Kitabı biraz karıştırınca bile hayattan farklı kokular, hatta tat ve renkler almaya başlıyorsunuz.
Mesela ozonun bir kokusu olduğunu daha önce hiç düşündüğünüzü sanmıyorum… Özellikle yaz yağmurları sonrası temiz ve taze bir koku kaplar ya ortalığı, ozon kokusu böyle bir kokuymuş. Çok acayip.

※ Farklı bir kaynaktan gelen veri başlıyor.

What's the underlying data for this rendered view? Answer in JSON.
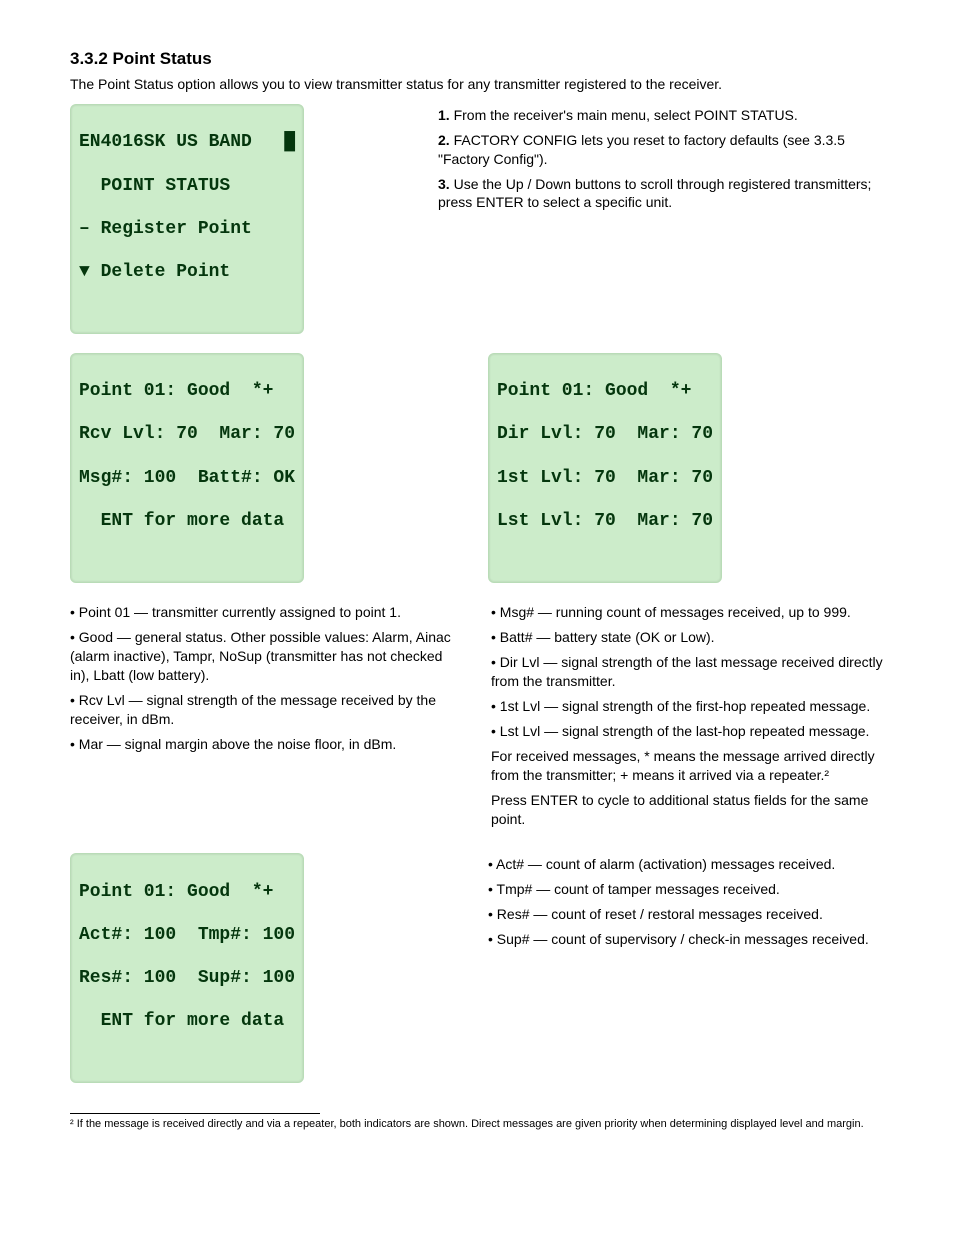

Gün ışığı ve elektrik mesela, kokularını alamıyoruz çünkü onlar var oldukları andan itibaren çevreleriyle etkileşime geçip başka bir kokuya dönüşüyor ve biz ancak onların kokusunu alabiliyoruz. Çok acayip!
KOKU YOKSA TAT DA YOK
Ozan, ara ara International Wine and Spirits Academy’de (IWSA) de, yemek, içki ve parfüm (!) uyumu eşliğinde kısa bir ders veriyor. Bir yemekten ya da genelleyelim hayattan kokusuz tat alamayacağımızı anlatıyor.

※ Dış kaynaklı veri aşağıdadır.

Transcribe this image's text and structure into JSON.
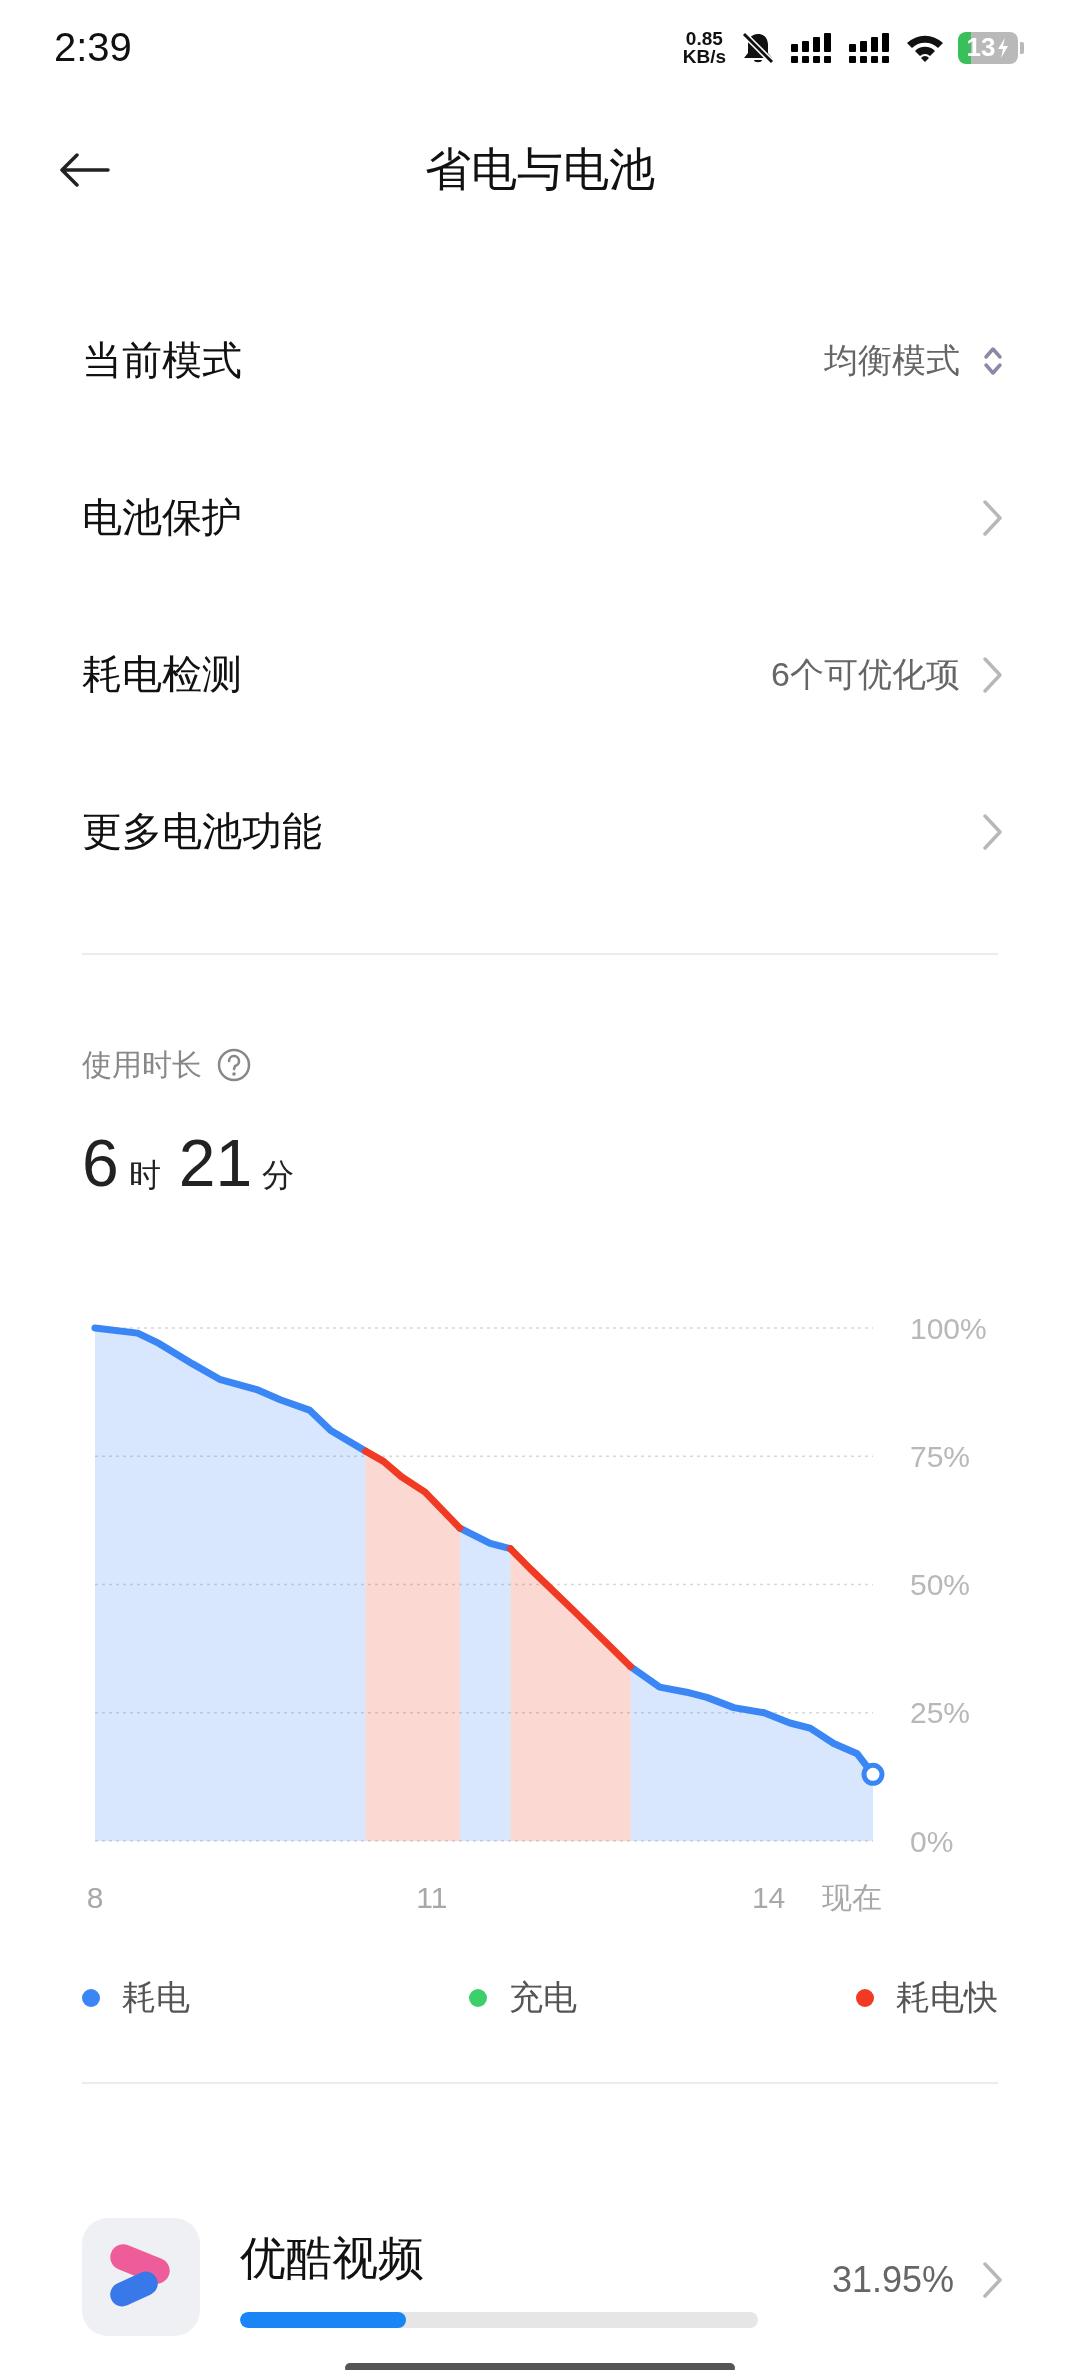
{
  "status_bar": {
    "time": "2:39",
    "net_speed_value": "0.85",
    "net_speed_unit": "KB/s",
    "battery": "13"
  },
  "header": {
    "title": "省电与电池"
  },
  "settings": [
    {
      "label": "当前模式",
      "value": "均衡模式",
      "kind": "select"
    },
    {
      "label": "电池保护",
      "kind": "link"
    },
    {
      "label": "耗电检测",
      "value": "6个可优化项",
      "kind": "link"
    },
    {
      "label": "更多电池功能",
      "kind": "link"
    }
  ],
  "usage": {
    "label": "使用时长",
    "duration": [
      {
        "value": "6",
        "unit": "时"
      },
      {
        "value": "21",
        "unit": "分"
      }
    ]
  },
  "chart": {
    "now_label": "现在",
    "chart_data": {
      "type": "area",
      "grid": true,
      "x": [
        8,
        8.38,
        8.57,
        8.87,
        9.11,
        9.44,
        9.65,
        9.91,
        10.1,
        10.41,
        10.57,
        10.73,
        10.94,
        11.25,
        11.52,
        11.7,
        11.88,
        12.26,
        12.77,
        13.03,
        13.27,
        13.45,
        13.69,
        13.96,
        14.19,
        14.37,
        14.58,
        14.79,
        14.93
      ],
      "series": [
        {
          "name": "耗电",
          "color": "#3a86f5",
          "values": [
            100,
            99,
            97,
            93,
            90,
            88,
            86,
            84,
            80,
            76,
            null,
            null,
            null,
            61,
            58,
            57,
            null,
            null,
            34,
            30,
            29,
            28,
            26,
            25,
            23,
            22,
            19,
            17,
            13
          ]
        },
        {
          "name": "充电",
          "color": "#3ccf6a",
          "values": [
            null,
            null,
            null,
            null,
            null,
            null,
            null,
            null,
            null,
            null,
            null,
            null,
            null,
            null,
            null,
            null,
            null,
            null,
            null,
            null,
            null,
            null,
            null,
            null,
            null,
            null,
            null,
            null,
            null
          ]
        },
        {
          "name": "耗电快",
          "color": "#f03a24",
          "values": [
            null,
            null,
            null,
            null,
            null,
            null,
            null,
            null,
            null,
            76,
            74,
            71,
            68,
            61,
            null,
            57,
            53,
            45,
            34,
            null,
            null,
            null,
            null,
            null,
            null,
            null,
            null,
            null,
            null
          ]
        }
      ],
      "xlim": [
        8,
        14.93
      ],
      "ylim": [
        0,
        100
      ],
      "xticks": [
        {
          "value": 8,
          "label": "8"
        },
        {
          "value": 11,
          "label": "11"
        },
        {
          "value": 14,
          "label": "14"
        }
      ],
      "yticks": [
        {
          "value": 100,
          "label": "100%"
        },
        {
          "value": 75,
          "label": "75%"
        },
        {
          "value": 50,
          "label": "50%"
        },
        {
          "value": 25,
          "label": "25%"
        },
        {
          "value": 0,
          "label": "0%"
        }
      ]
    }
  },
  "apps": [
    {
      "name": "优酷视频",
      "share": "31.95%",
      "level": 0.32
    }
  ]
}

Ders şöyle başlıyor. Bir tabağın içinde bir turunçgilden yapıldığını düşünebileceğiniz turuncu, sakızımsı bir şeker var. Burnunuzu tıkıyorsunuz ve şekeri ağzınıza atıyorsunuz. Hiç tat yok. Ve burnunuzu açtığınız anda bir kavun tadı patlıyor ağzınızda.Bunu evinizde herhangi bir yemekle deneyin. Çok şaşıracaksınız: Koku yoksa tat da yok!
Büyüklere kısa ve çarpıcı masallar
Bugüne kadar pek çok ünlü kişiye mal edilen ama pek de sevdiğim bir söz: ‘Sana kısa yazacak vaktim yoktu!’
Kısa yazmak zor; kısa yazıp şaşırtmak, etkilemek daha da zor. Çizer M. Kutlukhan Perker, 2016 yılında Yelda Cumalıoğlu ile birlikte Destek Yayınevi bünyesinde kurduğu KaraKarga Yayınları’ndan bir çizgi roman çıkarmış: Büyüklere Masallar.
Perker’in adı geçince ‘çizgiler çok ama çok güzel’i anlıyoruz zaten.
Hikâyeler de kısa, çarpıcı ve Türkiye’deki çizgi romanda pek de rastlanmadığı biçimde konuşma balonlu değil dış sesli.
Fantastik olaylar, beklenmedik sonlar var. 12 karede bir öykü bitiyor ve siz yüzünüzde müstehzi bir gülümsemeyle, geri dönüp çizgileri incelemeye, hikâyenin adına tekrar bakıp sonuna dair ipuçları aramaya başlıyorsunuz.
Dizileri bile 120 dakika izlemeye alıştırılan bizler için bir içim su.